I felt the sadness of that day when I visited the caves myself. I went there on the day I found out what my father had done. I stood in a corner of the innermost cave, tucking myself in beside a small shrine, hiding behind the many-armed figures which guarded its entrance, just as Johnny’s men must have done that dreadful day. My shoulder scraped flakes of peeling paint onto the damp floor. The smell of camphor soot filled my head and I closed my eyes. I stayed, as those men had, until the last of the visitors had gone and the afternoon swiftly became evening. The men had mingled for some hours among the other visitors to the caves. I could see them all around me, lurking in the shadows, barely perceptible in my mind’s eye. They glanced at one another now and then, catching one another’s eye for a brief moment before moving on, gazing emptily at the painted walls and ceilings. Slowly, they established who was present. Fifteen leaders, each with several lieutenants, forty-four men in all.

The most important of all, though, was not yet there.

In the heart of each man, doubt began to creep. Where was he? Had he been caught and killed at last? Forty-four was a very bad number, very unlucky for all Chinese, even Communists. It meant: death.

Night fell quickly, as it always did, but this time it felt blacker and deeper than ever before.

One man broke the silence, whispering out into the dark. “Friends, comrades, who is here?”

I am, the whispers multiplied, coming together as they did. Brief silence, all men waiting for the voice they most wanted to hear.

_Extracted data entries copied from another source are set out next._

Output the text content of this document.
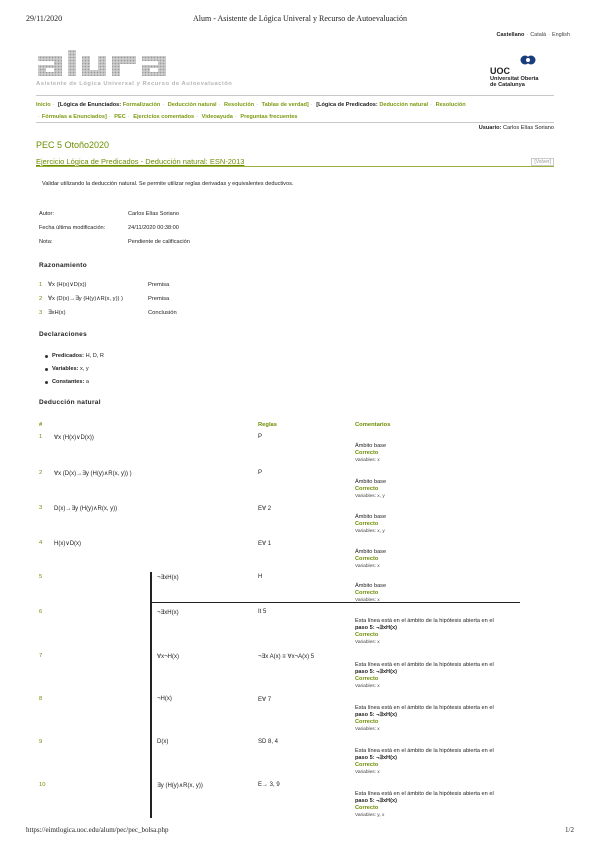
29/11/2020	Alum - Asistente de Lógica Univeral y Recurso de Autoevaluación
Castellano · Català · English
Asistente de Lógica Universal y Recurso de Autoevaluación
UOC
Universitat Oberta
de Catalunya
Inicio · [Lógica de Enunciados: Formalización · Deducción natural · Resolución · Tablas de verdad] · [Lógica de Predicados: Deducción natural · Resolución
· Fórmulas a Enunciados] · PEC · Ejercicios comentados · Videoayuda · Preguntas frecuentes
Usuario: Carlos Elías Soriano
PEC 5 Otoño2020
Ejercicio Lógica de Predicados - Deducción natural: ESN-2013	[Volver]
Validar utilizando la deducción natural. Se permite utilizar reglas derivadas y equivalentes deductivos.
Autor:	Carlos Elías Soriano
Fecha última modificación:	24/11/2020 00:38:00
Nota:	Pendiente de calificación
Razonamiento
1 ∀x (H(x)∨D(x))	Premisa
2 ∀x (D(x)→∃y (H(y)∧R(x, y)) )	Premisa
3 ∃xH(x)	Conclusión
Declaraciones
Predicados: H, D, R
Variables: x, y
Constantes: a
Deducción natural
#	Reglas	Comentarios
1 ∀x (H(x)∨D(x))	P
Ámbito base
Correcto
Variables: x
2 ∀x (D(x)→∃y (H(y)∧R(x, y)) )	P
Ámbito base
Correcto
Variables: x, y
3 D(x)→∃y (H(y)∧R(x, y))	E∀ 2
Ámbito base
Correcto
Variables: x, y
4 H(x)∨D(x)	E∀ 1
Ámbito base
Correcto
Variables: x
5	¬∃xH(x)	H
Ámbito base
Correcto
Variables: x
6	¬∃xH(x)	It 5
Esta línea está en el ámbito de la hipótesis abierta en el
paso 5: ¬∃xH(x)
Correcto
Variables: x
7	∀x¬H(x)	¬∃x A(x) ≡ ∀x¬A(x) 5
Esta línea está en el ámbito de la hipótesis abierta en el
paso 5: ¬∃xH(x)
Correcto
Variables: x
8	¬H(x)	E∀ 7
Esta línea está en el ámbito de la hipótesis abierta en el
paso 5: ¬∃xH(x)
Correcto
Variables: x
9	D(x)	SD 8, 4
Esta línea está en el ámbito de la hipótesis abierta en el
paso 5: ¬∃xH(x)
Correcto
Variables: x
10	∃y (H(y)∧R(x, y))	E→ 3, 9
Esta línea está en el ámbito de la hipótesis abierta en el
paso 5: ¬∃xH(x)
Correcto
Variables: y, x
https://eimtlogica.uoc.edu/alum/pec/pec_bolsa.php	1/2
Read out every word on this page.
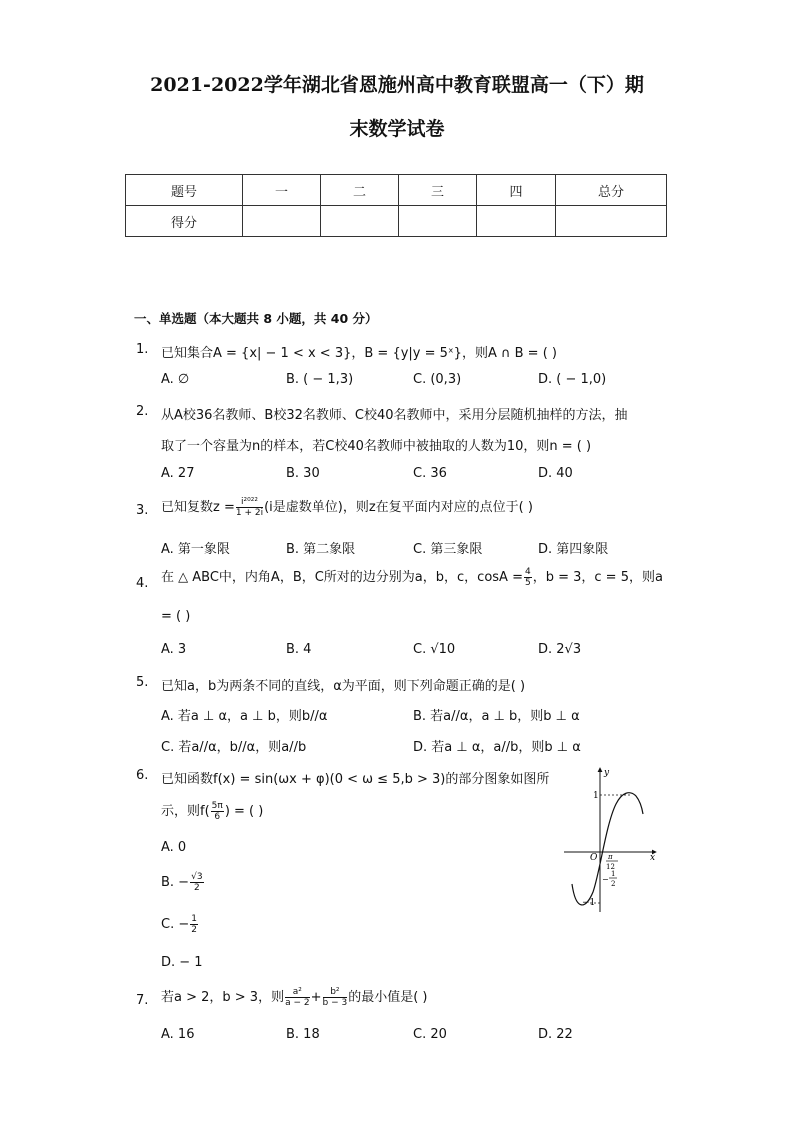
2021-2022学年湖北省恩施州高中教育联盟高一（下）期
末数学试卷
题号	一	二	三	四	总分
得分					
一、单选题（本大题共 8 小题，共 40 分）
1. 已知集合A = {x| − 1 < x < 3}，B = {y|y = 5ˣ}，则A ∩ B = ( )
A. ∅	B. ( − 1,3)	C. (0,3)	D. ( − 1,0)
2. 从A校36名教师、B校32名教师、C校40名教师中，采用分层随机抽样的方法，抽
取了一个容量为n的样本，若C校40名教师中被抽取的人数为10，则n = ( )
A. 27	B. 30	C. 36	D. 40
3. 已知复数$z = \frac{\text{i²⁰²²}}{1 + 2i} (i$是虚数单位)，则z在复平面内对应的点位于( )
A. 第一象限	B. 第二象限	C. 第三象限	D. 第四象限
4. 在 △ ABC中，内角A，B，C所对的边分别为a，b，c，$\cos A = \frac{4}{5}$ ，b = 3，c = 5，则a
= ( )
A. 3	B. 4	C. √10	D. 2√3
5. 已知a，b为两条不同的直线，α为平面，则下列命题正确的是( )
A. 若a ⊥ α，a ⊥ b，则b//α	B. 若a//α，a ⊥ b，则b ⊥ α
C. 若a//α，b//α，则a//b	D. 若a ⊥ α，a//b，则b ⊥ α
6. 已知函数f(x) = sin(ωx + φ)(0 < ω ≤ 5,b > 3)的部分图象如图所
示，则$f( \frac{5\pi}{6}$ ) = ( )
A. 0
B. − $\frac{√3}{2}$
C. − $\frac{1}{2}$
D. − 1
y
x
O
1
−1
π
12
−
1
2
7. 若a > 2，b > 3，则 $\frac{\text{a²}}{a - 2} + \frac{\text{b²}}{b - 3}$ 的最小值是( )
A. 16	B. 18	C. 20	D. 22
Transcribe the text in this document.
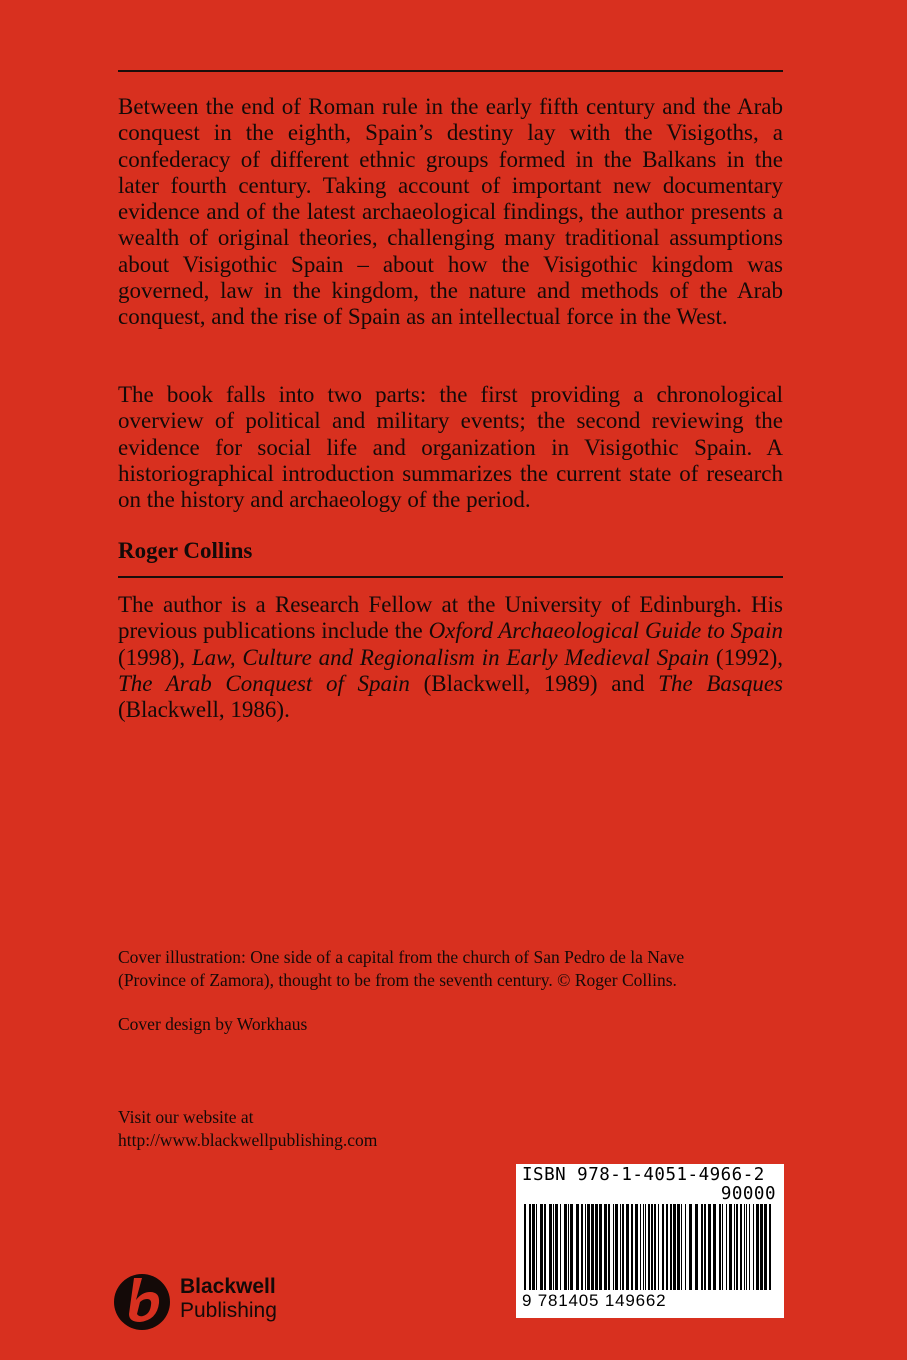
Between the end of Roman rule in the early fifth century and the Arab conquest in the eighth, Spain’s destiny lay with the Visigoths, a confederacy of different ethnic groups formed in the Balkans in the later fourth century. Taking account of important new documentary evidence and of the latest archaeological findings, the author presents a wealth of original theories, challenging many traditional assumptions about Visigothic Spain – about how the Visigothic kingdom was governed, law in the kingdom, the nature and methods of the Arab conquest, and the rise of Spain as an intellectual force in the West.

The book falls into two parts: the first providing a chronological overview of political and military events; the second reviewing the evidence for social life and organization in Visigothic Spain. A historiographical introduction summarizes the current state of research on the history and archaeology of the period.

Roger Collins

The author is a Research Fellow at the University of Edinburgh. His previous publications include the Oxford Archaeological Guide to Spain (1998), Law, Culture and Regionalism in Early Medieval Spain (1992), The Arab Conquest of Spain (Blackwell, 1989) and The Basques (Blackwell, 1986).

Cover illustration: One side of a capital from the church of San Pedro de la Nave
(Province of Zamora), thought to be from the seventh century. © Roger Collins.

Cover design by Workhaus

Visit our website at

http://www.blackwellpublishing.com

ISBN 978-1-4051-4966-2
90000
9 781405 149662
Blackwell
Publishing
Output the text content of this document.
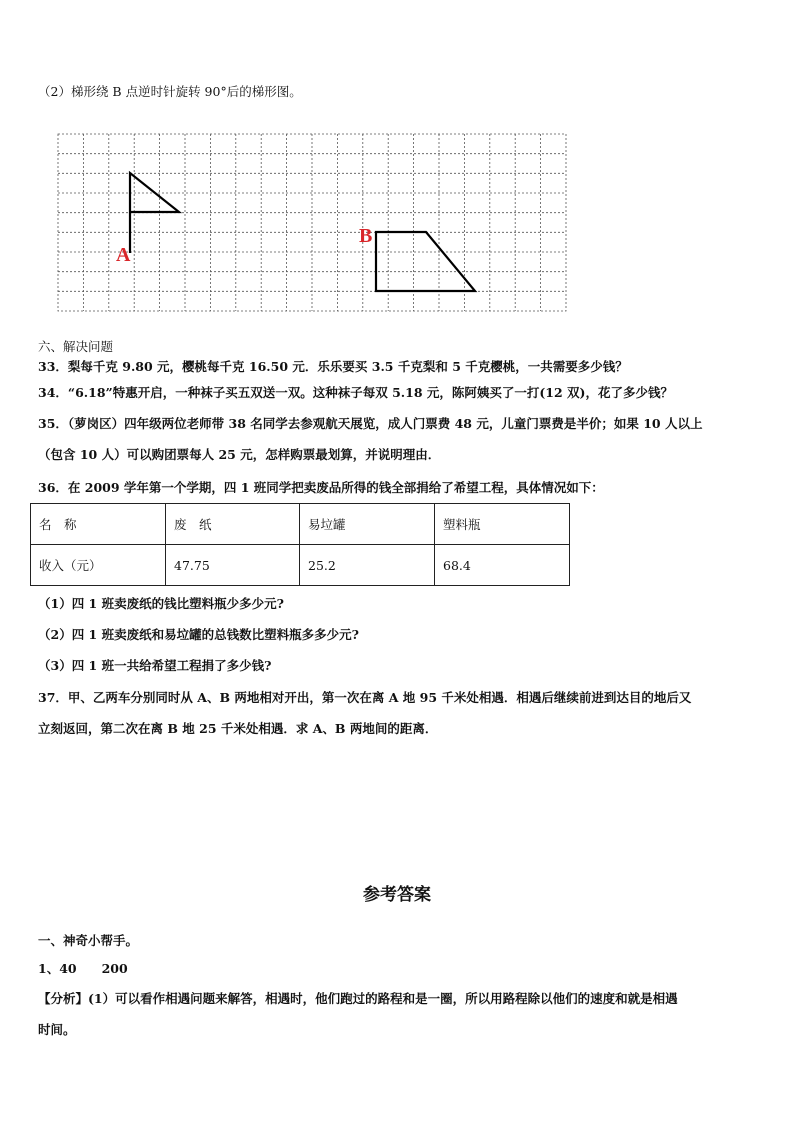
（2）梯形绕 B 点逆时针旋转 90°后的梯形图。
A
B
六、解决问题
33．梨每千克 9.80 元，樱桃每千克 16.50 元．乐乐要买 3.5 千克梨和 5 千克樱桃，一共需要多少钱？
34．“6.18”特惠开启，一种袜子买五双送一双。这种袜子每双 5.18 元，陈阿姨买了一打(12 双)，花了多少钱？
35．（萝岗区）四年级两位老师带 38 名同学去参观航天展览，成人门票费 48 元，儿童门票费是半价；如果 10 人以上
（包含 10 人）可以购团票每人 25 元，怎样购票最划算，并说明理由．
36．在 2009 学年第一个学期，四 1 班同学把卖废品所得的钱全部捐给了希望工程，具体情况如下：
名　称	废　纸	易垃罐	塑料瓶
收入（元）	47.75	25.2	68.4
（1）四 1 班卖废纸的钱比塑料瓶少多少元?
（2）四 1 班卖废纸和易垃罐的总钱数比塑料瓶多多少元?
（3）四 1 班一共给希望工程捐了多少钱?
37．甲、乙两车分别同时从 A、B 两地相对开出，第一次在离 A 地 95 千米处相遇．相遇后继续前进到达目的地后又
立刻返回，第二次在离 B 地 25 千米处相遇．求 A、B 两地间的距离．
参考答案
一、神奇小帮手。
1、40　　200
【分析】(1）可以看作相遇问题来解答，相遇时，他们跑过的路程和是一圈，所以用路程除以他们的速度和就是相遇
时间。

Hands on pistols: a figure approaching from the mouth of the outer caves, barely outlined in the darkness. Is it him? someone asked. I don’t know. Can’t tell. Listen. A steady, heavy tread, confident, afraid of nothing. No man had a walk like that. No man except Johnny.

The men relaxed their grips on their weapons. None could see the smiles on the others’ faces. They stood huddled together in the dark, lambs awaiting their shepherd.

A flash of light, blinding, colourful. Smoke. Gas! Quick, boys! They dropped to the floor, fumbling and clutching at their clothes, tearing off their shirts to cover their mouths and noses. Pistols drawn, they searched for the invisible danger through stinging eyes. The thundering, whipping, cutting crack of machine-gun fire.

Johnny, where’s Johnny?

They fired into the smoke, slowly choking and suffocating. Some of them stood up and were instantly felled.

Fight on, fight on, they urged each other. They did not fear death.

Johnny will save us.

That is what they believed right to the end.

One by one they were cut down. A few ran screaming from the burning fog and were bayonetted by Japanese soldiers as they emerged from the mouth of the cave. When at last the smoke began to thin, the Japanese searched the caves with torches. The streams of light danced on the wet and bloody walls and shone in the eyes of the survivors, who were arrested and taken away. They spent many weeks in Kempeitai jails, where two of them committed suicide: one broke a spoon in two and cut his own throat with the jagged pieces, and the other threw himself into a dry well in the prison compound. The other survivors, for the sake of a few pathetic pieces of information, suffered torture of varying lengths of time and severity. And then all were executed, either beheaded with a sword or shot in the back of the head.

The Malayan Anti-Japanese People’s Army would never be the same again. Twenty-nine of the most important Communists in the country were killed at the caves, and another fifteen arrested and executed. Of the sixteen commanders only one survived. One. The Famous Chinaman Called Johnny.

Rumours (no doubt perpetuated by Johnny) spread quickly. The most popular version of the story was that Johnny had miraculously escaped the Japanese ambush by fighting his way through a cordon of soldiers and had scaled a sheer limestone crag a hundred feet high before disappearing into the forest. Others said that Johnny had been seen in the heart of the Valley, fifty miles from the caves, late that afternoon; that he had found out about the Japanese plans to attack the caves and had tried to use his connections to prevent the massacre. And there were a few who insisted that they had seen Johnny late that evening, his clothes bloody and riddled with bullet holes; he had simply walked through a hail of bullets and emerged unscathed. There was nothing the Japanese or anyone could do to him. People reminded themselves what had happened when Tiger’s shop burnt down. Remembering the events of that day gave them comfort. Their trust was safe with Johnny.